Tertinggal dari ‘Rekan Sejawat’

Sebelumnya, mengutip Financial Times, Dana Moneter Internasional (IMF) mengatakan Inggris menjadi satu-satunya ekonomi G7 yang akan menghadapi jurang resesi tahun ini. (Lihat grafik di bawah ini.)

IMF memprediksi bahwa pengeluaran rumah tangga Inggris akan goyah di bawah tekanan harga energi yang tinggi, kenaikan biaya hipotek dan kenaikan pajak.

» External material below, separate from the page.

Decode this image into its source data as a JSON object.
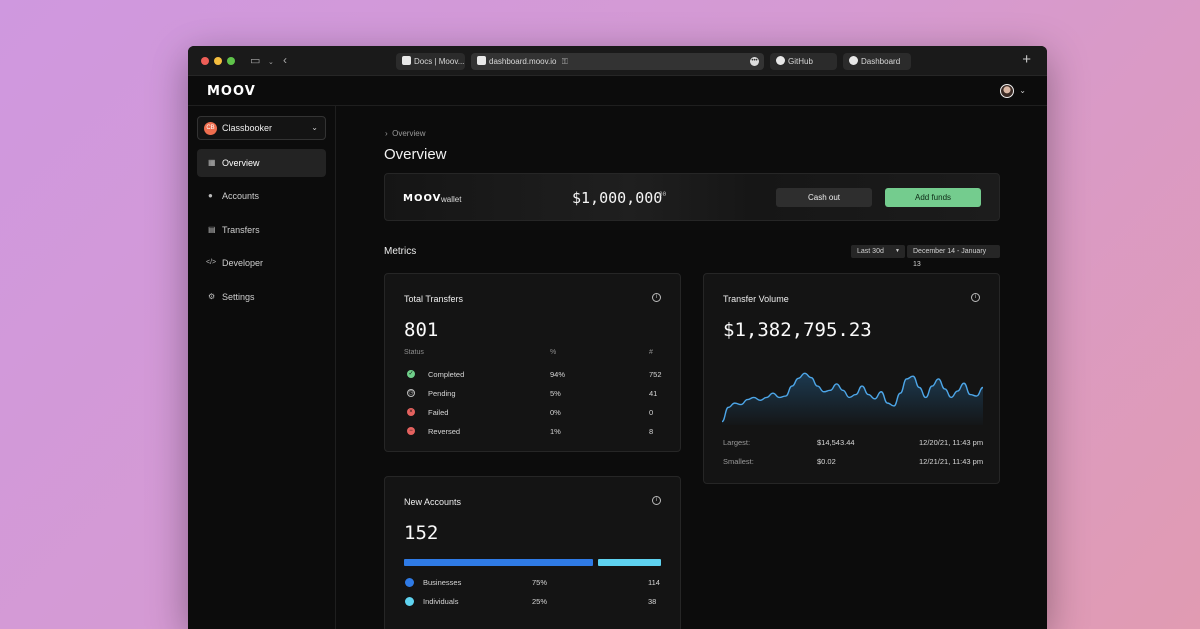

Prediksi IMF bahwa output ekonomi Inggris 2023 akan berkontraksi sebesar 0,5%. Ini merupakan penurunan dari perkiraan pertumbuhan Oktober sebesar 0,2% untuk tahun ini.

Pada November, BoE memperkirakan bahwa produk domestik bruto (PDB) Inggris akan turun 1,9% pada kuartal keempat tahun 2022.

Sementara itu, menurut lembaga pemeringkatan Moody, prospek ekonomi Inggris telah diturunkan dari "stabil" menjadi "negatif" karena ketidakstabilan politik dan inflasi yang tinggi.

Sebelumnya, laporan inflasi Inggris pada September 2022 tercatat sebesar 10,1% secara tahunan (yoy), naik dari bulan sebelumnya sebesar 9,9% yoy.

Pada November, tingkat inflasi tahunan di Inggris naik 10,7% namun kemudian turun menjadi 10,5% di akhir tahun 2022. Meski demikian, angka inflasi ini masih terbilang cukup tinggi.

Sementara itu, inflasi zona Eropa telah melandai di awal tahun ini. Inflasi di zona euro turun untuk bulan ketiga berturut-turut di bulan Januari didukung oleh penurunan biaya energi yang signifikan.

Inflasi utama di zona euro mencapai 8,5% pada Januari, sementara pada Desember 2022, angka inflasi tercatat sebesar 9,2%.

Namun, menurut analisis Bloomberg jelas bahwa kinerja ekonomi Inggris mulai menyimpang dari anggota G7 lainnya.

Kinerja yang buruk sebagian disebabkan oleh investasi bisnis karena perusahaan menunda keputusan pengeluaran akibat ketidakpastian ekonomi di benua Eropa secara keseluruhan.

Menurut Bloomberg Economics, investasi bisnis Inggris tertinggal sekitar 9% dari PDB dibanding rata-rata negara G7 sebesar 13%.

Selain itu, ekonom Hanson dan Andrade memperkirakan bahwa jumlah pekerja di Inggris menyusut drastik dan justru membebani negara tersebut.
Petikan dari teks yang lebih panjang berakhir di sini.